Johnny Pierro (l) and Charlie Tailfeathers at the Kamloopa Pow-wow in 2007.

Planned pow-wow would be first one for Ashcroft.

The event, tentatively scheduled for August 2017, would celebrate the region's rich cowboy history.

For the last two years or so, Johnny Pierro has had a dream; and now he is hoping that his dream can become a reality in August 2017.

“I want to have a pow-wow in Ashcroft, with the theme of ‘Honouring all Cowboys’,” he explains. It would be the first pow-wow held in Ashcroft, and would celebrate the area’s rich history of cowboys, both First Nations and non-First Nations.

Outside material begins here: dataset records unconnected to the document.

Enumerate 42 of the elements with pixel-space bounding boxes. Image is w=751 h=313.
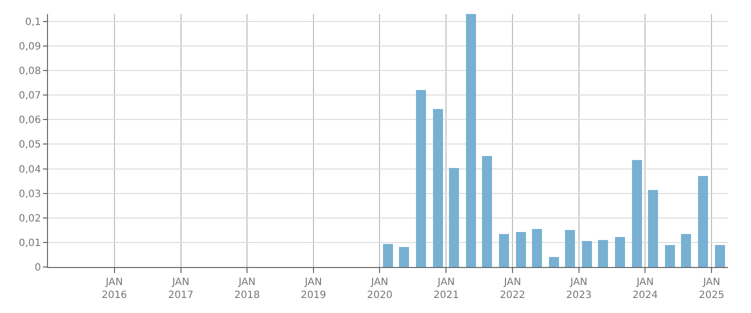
- bar: [482, 156, 492, 267]
- y-tick-label: 0: [34, 262, 41, 274]
- bar: [383, 244, 393, 267]
- x-tick-label: JAN 2016: [102, 277, 128, 301]
- y-tick-label: 0,06: [18, 115, 41, 126]
- bar: [499, 234, 509, 267]
- bar: [565, 230, 575, 267]
- bar: [416, 90, 426, 267]
- bar: [598, 240, 608, 267]
- x-tick-label: JAN 2020: [367, 277, 392, 301]
- y-tick-label: 0,05: [18, 140, 41, 151]
- x-tick-label: JAN 2021: [434, 277, 459, 301]
- bar: [466, 14, 476, 267]
- bar: [532, 229, 542, 267]
- y-tick-label: 0,04: [18, 164, 41, 176]
- y-tick-label: 0,03: [18, 188, 41, 200]
- y-tick-label: 0,1: [25, 16, 41, 28]
- x-tick-label: JAN 2025: [698, 277, 724, 301]
- x-tick-label: JAN 2022: [500, 277, 526, 301]
- bar: [582, 241, 592, 267]
- bar: [549, 257, 559, 267]
- x-tick-label: JAN 2017: [168, 277, 194, 301]
- bar: [681, 234, 691, 267]
- bar: [665, 245, 675, 267]
- y-tick-label: 0,09: [18, 41, 41, 52]
- bar: [433, 109, 443, 267]
- bar: [516, 232, 526, 267]
- bar: [648, 190, 658, 267]
- y-tick-label: 0,08: [18, 66, 41, 77]
- x-tick-label: JAN 2018: [234, 277, 260, 301]
- y-tick-label: 0,01: [18, 238, 41, 249]
- bar: [698, 176, 708, 267]
- bar: [399, 247, 409, 267]
- x-tick-label: JAN 2019: [300, 277, 326, 301]
- x-tick-label: JAN 2023: [566, 277, 592, 301]
- bar: [632, 160, 642, 267]
- y-tick-label: 0,02: [18, 213, 41, 224]
- y-tick-label: 0,07: [18, 90, 41, 102]
- bar: [615, 237, 625, 267]
- x-tick-label: JAN 2024: [632, 277, 658, 301]
- bar: [449, 168, 459, 267]
- bar: [715, 245, 725, 267]
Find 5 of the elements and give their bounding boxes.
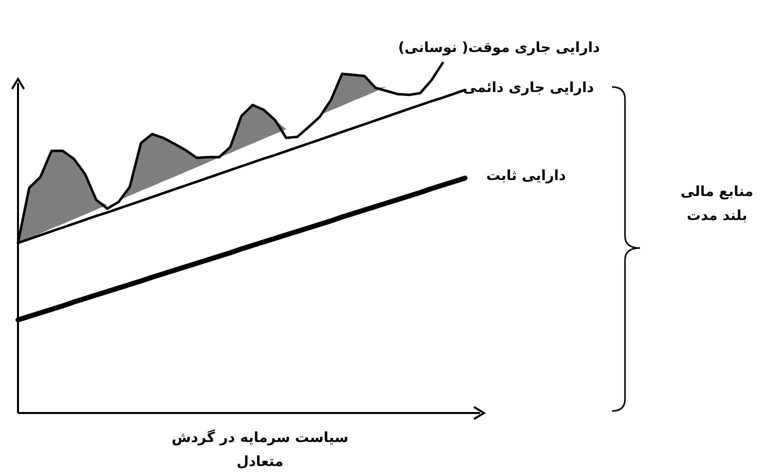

A 1949 photograph shows a group of Interior cowboys returning from Vancouver Island. Pictured are Wilfrid Lulu and Joe LeBourdais (first and second l) and Ray Simla (upper r), with (from l) Percy Minnabarriet, Slim Howie, and Bobby Bob in the front row.

Eya-Hey-Nakoda, his host drum, would draw people to the three-day event, which would also feature dancing, drummers, and singers, as well as  First Nations arts and crafts.

“The whole idea is to bring people together, from Ashcroft, Cache Creek, Clinton, Logan Lake, and beyond,” he says. He envisions a traditional pow-wow where people are fed, and would be seeking help with that aspect of it.

The pow-wow would be a family event, planned by Pierro and his daughters and their families. It would also welcome all families, and be drug- and alcohol-free.

He explains the idea behind the pow-wow’s theme. “Before the 1960s, before vehicles were popular, there were hardly any vehicles here. All we had were horses and bulls to ride every day. People travelled on horses, and they got here on saddlehorses or by horse and buggy.

“Someone had to break the horses, and we had a lot of champion cowboys from our area, now and in the past. There are so many cowboys we need to recognize. I’d like to have a special event on one of the days just for them.”

Pierro is looking at a three-day event over the weekend of August 25 to 27, 2017, so acknowledges that there is a lot of time to plan it, but adds that the time will go quickly. Anyone who feels they could help out is asked to call him at (250) 457-9764.

“With support from the local community, we can make the pow-wow work.”